Megapolitan.co – Duka mendalam masih dirasakan keluarga almarhumah Nalince Wamang, korban penembakan di kawasan Camp Wini MP.69, Tembagapura, Kabupaten Mimika, Papua Tengah.
Di tengah suasana berkabung, ayah korban, Pdt. Anton Wamang, menyampaikan klarifikasi atas pernyataannya sebelumnya terkait dugaan keterlibatan oknum TNI dalam insiden tersebut.
Klarifikasi itu disampaikan melalui rekaman video yang beredar di kalangan awak media di Timika.
Dalam keterangannya, Anton menyebut pernyataan terdahulu muncul karena dirinya berada dalam kondisi emosional setelah kehilangan putri tercinta.
Ia mengaku kesedihan yang mendalam membuat dirinya terburu-buru menyimpulkan pihak yang bertanggung jawab atas peristiwa penembakan tersebut.
“Sebagai seorang ayah, saya sangat terpukul atas meninggalnya anak kami. Dalam keadaan sedih dan emosi, lalu ada bisikan sesat pihak-pihak tertentu, saya menyampaikan pernyataan yang ternyata belum dapat dipastikan kebenarannya kepada media, beberapa hari lalu,” ujarnya dengan suara lirih, Sabtu (16/5/2026).
Setelah mendapatkan penjelasan mengenai kronologi kejadian dan mengetahui proses penyelidikan masih berjalan, ia menegaskan bahwa pelaku penembakan hingga kini belum dapat dipastikan.
Menurutnya, aparat TNI, Polri, dan pihak terkait masih melakukan pendalaman untuk mengungkap fakta sebenarnya secara objektif dan terbuka.
“Melalui kesempatan hari ini, saya ingin meluruskan bahwa sampai sekarang pelaku penembakan belum dipastikan dan masih dalam proses penyelidikan,” ungkapnya.
Anton juga menyampaikan permohonan maaf atas pernyataan sebelumnya yang sempat menuding keterlibatan TNI.
Ia meminta semua pihak memberikan ruang bagi proses hukum yang sedang berlangsung.
“Sehingga saya menarik kembali pernyataan saya di media beberapa hari lalu, dan saya tegaskan TNI tidak terlibat dalam peristiwa kematian puteri tercinta.
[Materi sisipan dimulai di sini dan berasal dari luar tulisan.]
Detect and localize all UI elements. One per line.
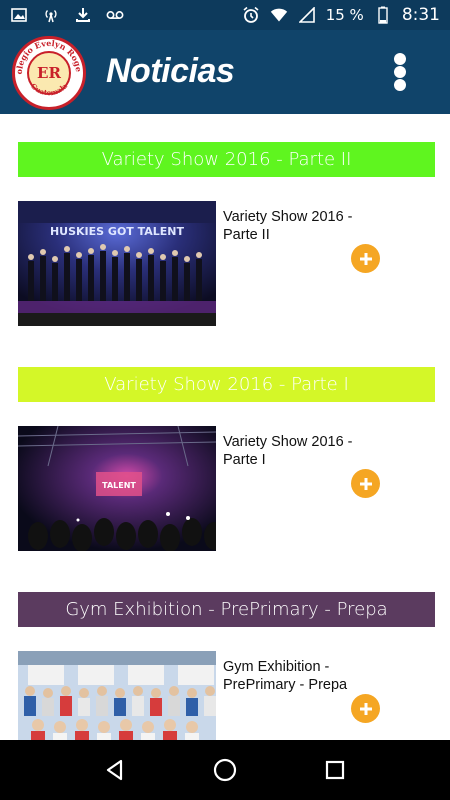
signal-icon [42, 6, 60, 24]
back-icon [106, 759, 123, 781]
school-logo: Colegio Evelyn Rogers Guatemala ER [12, 36, 86, 110]
plus-icon [359, 252, 372, 265]
news-section-header: Variety Show 2016 - Parte II [18, 142, 435, 177]
clock: 8:31 [401, 5, 440, 25]
status-bar: 15 % 8:31 [0, 0, 450, 30]
news-item-title[interactable]: Variety Show 2016 - Parte I [223, 433, 373, 469]
alarm-icon [242, 6, 260, 24]
svg-text:TALENT: TALENT [102, 481, 136, 490]
news-item-title[interactable]: Variety Show 2016 - Parte II [223, 208, 373, 244]
overflow-menu-button[interactable] [386, 48, 414, 96]
news-section-header: Gym Exhibition - PrePrimary - Prepa [18, 592, 435, 627]
svg-text:Colegio Evelyn Rogers: Colegio Evelyn Rogers [12, 36, 84, 75]
download-icon [74, 6, 92, 24]
more-dot-icon [394, 65, 406, 78]
home-button[interactable] [205, 750, 245, 790]
voicemail-icon [106, 6, 124, 24]
news-thumbnail[interactable]: TALENT [18, 426, 216, 551]
add-button[interactable] [351, 694, 380, 723]
recents-icon [325, 760, 345, 780]
app-bar: Colegio Evelyn Rogers Guatemala ER Notic… [0, 30, 450, 114]
news-section-header: Variety Show 2016 - Parte I [18, 367, 435, 402]
news-thumbnail[interactable]: HUSKIES GOT TALENT [18, 201, 216, 326]
add-button[interactable] [351, 244, 380, 273]
news-list[interactable]: Variety Show 2016 - Parte II HUSKIES GOT… [0, 114, 450, 740]
svg-text:HUSKIES GOT TALENT: HUSKIES GOT TALENT [50, 225, 185, 238]
plus-icon [359, 477, 372, 490]
more-dot-icon [394, 79, 406, 92]
page-title: Noticias [106, 52, 235, 90]
svg-text:Guatemala: Guatemala [29, 81, 70, 97]
plus-icon [359, 702, 372, 715]
cellular-icon [298, 6, 316, 24]
wifi-icon [270, 6, 288, 24]
back-button[interactable] [95, 750, 135, 790]
news-item-title[interactable]: Gym Exhibition - PrePrimary - Prepa [223, 658, 373, 694]
add-button[interactable] [351, 469, 380, 498]
system-navigation-bar [0, 740, 450, 800]
news-thumbnail[interactable] [18, 651, 216, 740]
more-dot-icon [394, 52, 406, 65]
battery-percentage: 15 % [325, 6, 364, 24]
home-icon [213, 758, 237, 782]
recents-button[interactable] [315, 750, 355, 790]
battery-icon [374, 6, 392, 24]
image-icon [10, 6, 28, 24]
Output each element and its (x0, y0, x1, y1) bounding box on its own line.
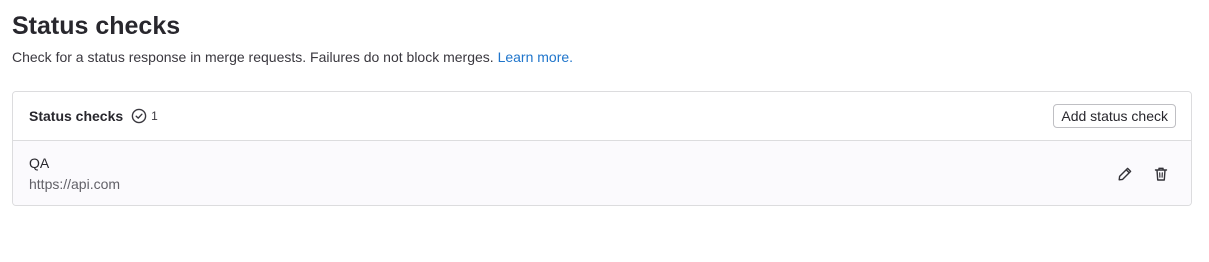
status-check-info: QA https://api.com (29, 153, 120, 194)
trash-icon (1154, 167, 1168, 181)
learn-more-link[interactable]: Learn more. (498, 49, 573, 65)
status-check-row: QA https://api.com (13, 141, 1191, 205)
page-description: Check for a status response in merge req… (12, 48, 573, 66)
pencil-icon (1118, 167, 1132, 180)
check-circle-icon (131, 108, 147, 124)
status-check-count: 1 (151, 109, 158, 123)
description-text: Check for a status response in merge req… (12, 49, 494, 65)
delete-status-check-button[interactable] (1147, 160, 1175, 188)
status-check-name: QA (29, 155, 50, 171)
card-header: Status checks 1 Add status check (13, 92, 1191, 141)
status-checks-card: Status checks 1 Add status check QA http… (12, 91, 1192, 206)
page-title: Status checks (12, 12, 181, 40)
edit-status-check-button[interactable] (1111, 160, 1139, 188)
status-check-url: https://api.com (29, 176, 121, 192)
add-status-check-button[interactable]: Add status check (1053, 104, 1176, 128)
status-check-count-badge: 1 (131, 108, 158, 124)
card-title: Status checks (29, 108, 124, 124)
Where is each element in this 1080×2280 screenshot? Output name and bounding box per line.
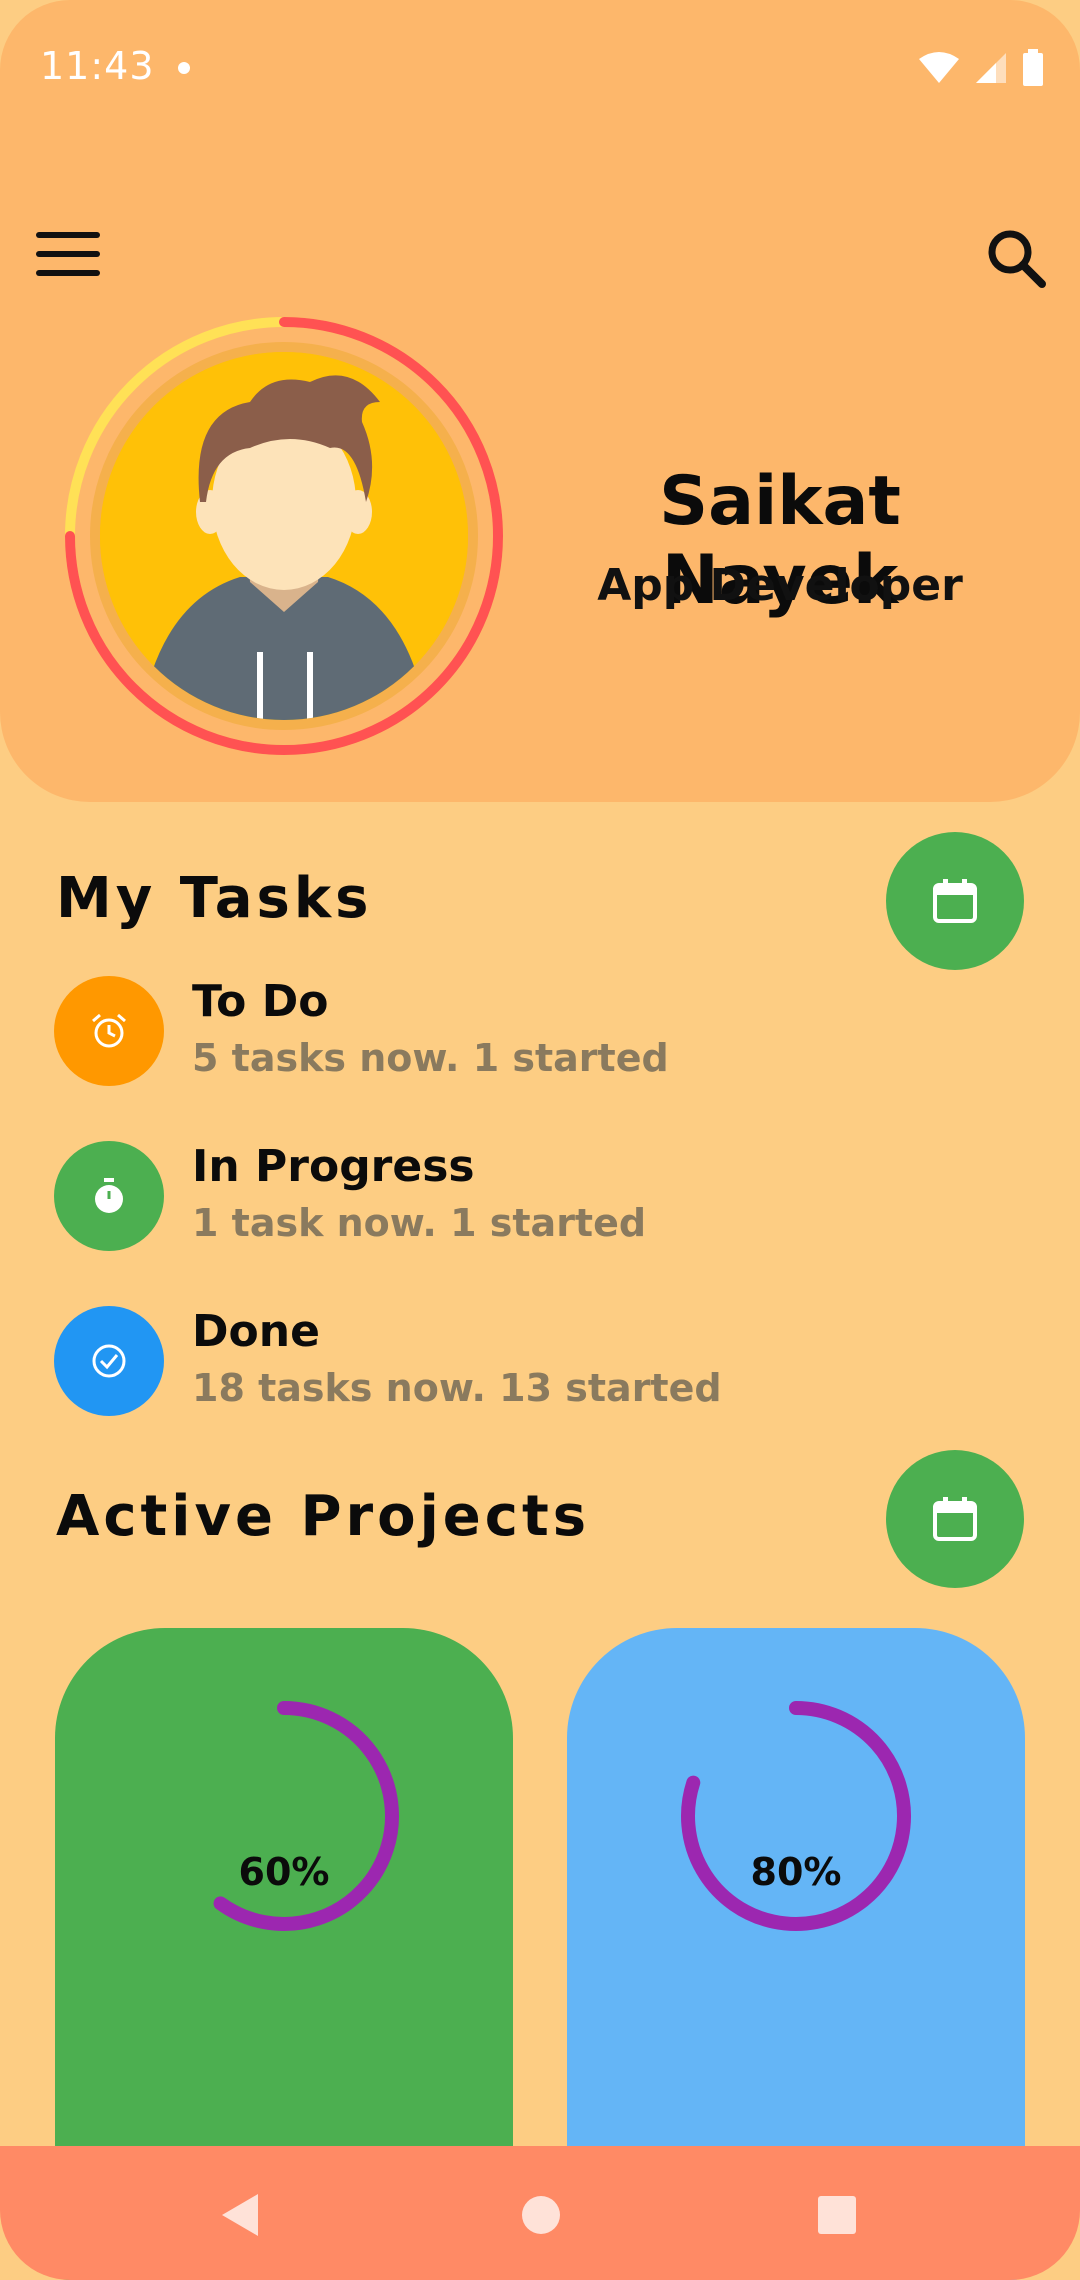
task-item-todo[interactable]: To Do 5 tasks now. 1 started xyxy=(54,976,1014,1096)
task-subtitle: 1 task now. 1 started xyxy=(192,1201,647,1245)
wifi-icon xyxy=(919,52,959,83)
task-label: In Progress xyxy=(192,1141,475,1192)
profile-header: 11:43 Saikat Nayek App Developer xyxy=(0,0,1080,802)
timer-icon xyxy=(54,1141,164,1251)
back-icon[interactable] xyxy=(218,2192,262,2238)
tasks-calendar-button[interactable] xyxy=(886,832,1024,970)
active-projects-title: Active Projects xyxy=(56,1484,591,1549)
cell-signal-icon xyxy=(976,53,1006,83)
my-tasks-title: My Tasks xyxy=(56,866,373,931)
recents-icon[interactable] xyxy=(816,2194,858,2236)
menu-icon[interactable] xyxy=(36,232,100,284)
task-item-in-progress[interactable]: In Progress 1 task now. 1 started xyxy=(54,1141,1014,1261)
calendar-icon xyxy=(933,879,977,923)
task-subtitle: 5 tasks now. 1 started xyxy=(192,1036,669,1080)
profile-role: App Developer xyxy=(597,560,963,611)
user-avatar-icon xyxy=(100,352,468,720)
task-subtitle: 18 tasks now. 13 started xyxy=(192,1366,722,1410)
avatar[interactable] xyxy=(90,342,478,730)
project-percent: 80% xyxy=(750,1850,842,1894)
progress-arc xyxy=(681,1701,911,1931)
search-icon[interactable] xyxy=(984,226,1048,290)
calendar-icon xyxy=(933,1497,977,1541)
battery-icon xyxy=(1023,49,1043,86)
task-label: Done xyxy=(192,1306,320,1357)
status-time: 11:43 xyxy=(40,44,155,88)
navigation-bar xyxy=(0,2146,1080,2280)
progress-arc xyxy=(213,1701,400,1931)
projects-calendar-button[interactable] xyxy=(886,1450,1024,1588)
avatar-progress-ring xyxy=(60,312,508,760)
home-icon[interactable] xyxy=(520,2194,562,2236)
task-item-done[interactable]: Done 18 tasks now. 13 started xyxy=(54,1306,1014,1426)
check-circle-icon xyxy=(54,1306,164,1416)
app-screen: 11:43 Saikat Nayek App Developer My Task… xyxy=(0,0,1080,2280)
task-label: To Do xyxy=(192,976,329,1027)
status-icons xyxy=(918,48,1044,88)
status-bar: 11:43 xyxy=(0,0,1080,140)
notification-dot-icon xyxy=(178,62,190,74)
project-percent: 60% xyxy=(238,1850,330,1894)
alarm-icon xyxy=(54,976,164,1086)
Saya memohon maaf. Nanti kita akan melakukan penyelidikan bersama-sama,” tegasnya.
Meski demikian, pihak keluarga tetap berharap kasus kematian Nalince Wamang dapat diusut tuntas dan pelaku segera ditangkap untuk diproses sesuai hukum yang berlaku.
“Kami keluarga berharap pelaku dapat tertangkap dan diproses seadil-adilnya berdasarkan hukum yang berlaku. Saya juga memohon maaf apabila ada kesalahan dalam tutur kata maupun pernyataan yang saya sampaikan,” tutupnya.
Pernyataan terbaru dari keluarga korban menjadi pengingat pentingnya mengedepankan fakta dan proses hukum dalam menyikapi setiap peristiwa kekerasan di Papua.
Di tengah situasi duka, masyarakat diharapkan tetap menjaga kondusivitas dan memberikan kesempatan kepada aparat penegak hukum untuk bekerja secara profesional, transparan, dan berkeadilan.